Parody at the TTAB: Does the Supreme Court's "Bad Spaniels" Ruling Change the Game?
You may have heard that the Supreme Court issued its decision in the "Bad Spaniels" case yesterday [pdf here], vacating the Ninth Circuit's decision that, inter alia, had immunized VPI from trademark infringement under Rogers v. Grimaldi. The Court ruled that, since VPI was (concededly) using its comedic design as a source indicator, Rogers did not apply. Therefore, the Ninth Circuit was wrong in reversing the district court's finding of likelihood of confusion.
However, the Court also said that the comedic nature of the dog toy should be taken into account in the likelihood-of-confusion analysis:
Yet to succeed, the parody must also create contrasts, so that its message of ridicule or pointed humor comes clear. And once that is done (if that is done), a parody is not often likely to create confusion. Self-deprecation is one thing; self-mockery far less ordinary. So although VIP’s effort to ridicule Jack Daniel’s does not justify use of the Rogers test, it may make a difference in the standard trademark analysis.
Consider, now, the TTAB's treatment of the parody defense. The Board has long held that parody is a viable defense in a likelihood of confusion analysis only if the involved marks are otherwise not found confusingly similar. See Boston Red Sox Baseball Club LP v. Sherman, 88 USPQ2d 1581, 1592 (TTAB 2008) (“In finding that the marks are not similar, we have given no weight to applicant's argument that his mark is a parody. Parody is not a defense if the marks would otherwise be considered confusingly similar.”); Nike, Inc. v. Maher, 100 U.S.P.Q.2d 1018, 1023 (TTAB 2011) (“[P]arody is not a defense if the marks would otherwise be considered confusingly similar.”)
So now what will the Board do? Will it continue to give "no weight" to parody? Will it follow the Court's lead? Does it have to?
Read comments and post your comment here.

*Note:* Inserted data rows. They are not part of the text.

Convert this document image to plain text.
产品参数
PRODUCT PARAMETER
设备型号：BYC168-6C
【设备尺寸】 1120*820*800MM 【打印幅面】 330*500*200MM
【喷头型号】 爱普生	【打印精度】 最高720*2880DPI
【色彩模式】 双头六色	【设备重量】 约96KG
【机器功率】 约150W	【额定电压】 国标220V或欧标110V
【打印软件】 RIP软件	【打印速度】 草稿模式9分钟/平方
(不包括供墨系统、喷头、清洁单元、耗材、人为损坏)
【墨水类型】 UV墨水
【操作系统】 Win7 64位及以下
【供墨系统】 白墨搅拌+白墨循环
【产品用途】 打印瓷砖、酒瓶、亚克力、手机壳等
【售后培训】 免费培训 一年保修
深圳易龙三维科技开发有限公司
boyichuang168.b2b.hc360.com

Text Copyright John L. Welch 2023.
4 Comments:
The Court's decision is found the Rogers v. Grimaldi doctrine inapplicable when the defendant is using the parody as a mark, or source indicator. As you note, the defendant conceded -- in fact asserted -- that it was using the design as a mark. Now the interesting thing is that the defendant has a house mark, Silly Squeakers, which it uses as the mark for a whole line of parody doggie toys. From the opinion:
VIP is a dog toy company, making and selling a product line of chewable rubber toys that it calls “Silly Squeakers.” (Yes, they squeak when bitten.) Most of the toys in the line
are designed to look like—and to parody—popular beverage brands. There are, to take a sampling, Dos Perros (cf. Dos Equis), Smella Arpaw (cf. Stella Artois), and Doggie Walker
(cf. Johnnie Walker). VIP has registered trademarks in all those names, as in the umbrella term “Silly Squeakers.”
What really is the indicator of source here? Silly Squeakers, the name of the line of doggie toys. Is each individual name really a trademark, or is it just the parody or parodic message? To use a Trademark Office query, do the individual designs "function as a mark?"

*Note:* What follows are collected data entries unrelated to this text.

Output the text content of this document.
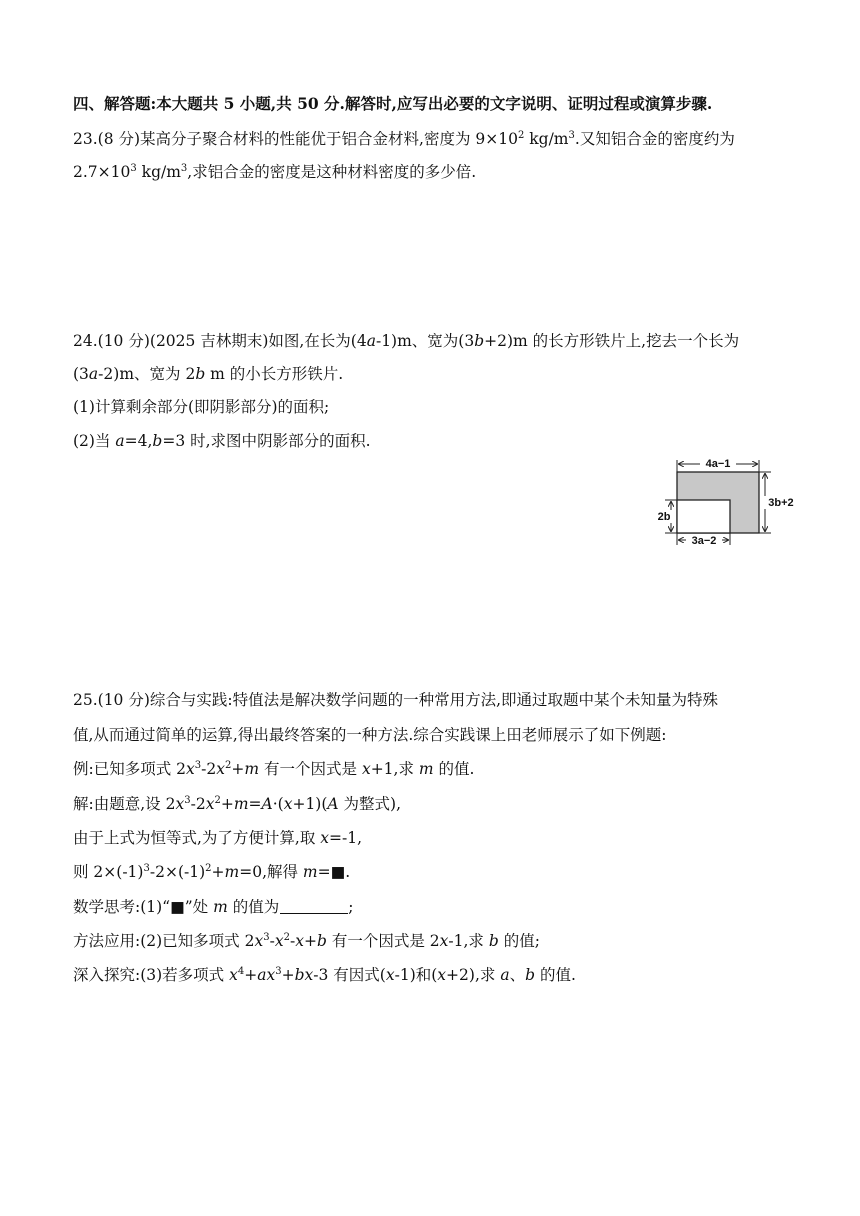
四、解答题:本大题共 5 小题,共 50 分.解答时,应写出必要的文字说明、证明过程或演算步骤.
23.(8 分)某高分子聚合材料的性能优于铝合金材料,密度为 $9\times 10^2$ $kg/m^3$.又知铝合金的密度约为
$2.7\times 10^3$ $kg/m^3$,求铝合金的密度是这种材料密度的多少倍.
24.(10 分)(2025 吉林期末)如图,在长为(4a-1)m、宽为(3b+2)m 的长方形铁片上,挖去一个长为
(3a-2)m、宽为 2b m 的小长方形铁片.
(1)计算剩余部分(即阴影部分)的面积;
(2)当 a=4,b=3 时,求图中阴影部分的面积.
4a−1
3b+2
2b
3a−2
25.(10 分)综合与实践:特值法是解决数学问题的一种常用方法,即通过取题中某个未知量为特殊
值,从而通过简单的运算,得出最终答案的一种方法.综合实践课上田老师展示了如下例题:
例:已知多项式 $2x^3-2x^2+m$ 有一个因式是 x+1,求 m 的值.
解:由题意,设 $2x^3-2x^2+m=A\cdot(x+1)(A$ 为整式),
由于上式为恒等式,为了方便计算,取 x=-1,
则 $2\times(-1)^3-2\times(-1)^2+m=0$,解得 m=■.
数学思考:(1)“■”处 m 的值为	;
方法应用:(2)已知多项式 $2x^3-x^2-x+b$ 有一个因式是 2x-1,求 b 的值;
深入探究:(3)若多项式 $x^4+ax^3+bx-3$ 有因式(x-1)和(x+2),求 a、b 的值.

Imagine that someone made a line of T-shirts with all kinds of funny or parodic content, and called it Silly-Ts. That name would likely qualify as a mark. Would the designs in each shirt qualify? I think the PTO would reject those for failure to function.
Given this decision, going forward it would make more sense for a company like VIP to just claim trademark rights in the name of the product line, and that the individual designs are just the parodic content. (They might qualify for copyright protection, which is a different right.)
And in future litigations, defendants will be asserting that the parody is not meant to be a mark, to avoid the holding of this decision.
What? There's absolutely nothing confusing at all between Jack Daniels and Bad Spaniels
Nothing.
Next stop, gutting 2(a)(further) and 2(c), and probably upholding the Comstock Act against gynecologists. The Court has no legitimacy…or sense of humor, at this point.
Initial confusion is often what makes for great parody. The Onion filed a brilliant amicus brief on this last year: https://www.supremecourt.gov/DocketPDF/22/22-293/242292/20221003125252896_35295545_1-22.10.03%20-%20Novak-Parma%20-%20Onion%20Amicus%20Brief.pdf
From the Table of Contents:
I. Parody Functions By Tricking People Into
Thinking That It Is Real ........................... 4
II. Because Parody Mimics “The Real Thing,”
It Has The Unique Capacity To Critique
The Real Thing .......................................... 8
III. A Reasonable Reader Does Not Need A
Disclaimer To Know That Parody Is
Parody ........................................................ 10
IV. It Should Be Obvious That Parodists
Cannot Be Prosecuted For Telling A Joke
With A Straight Face ................................. 15
It's hard to square the purposes of parody with a traditional trademark likelihood-of-confusion analysis.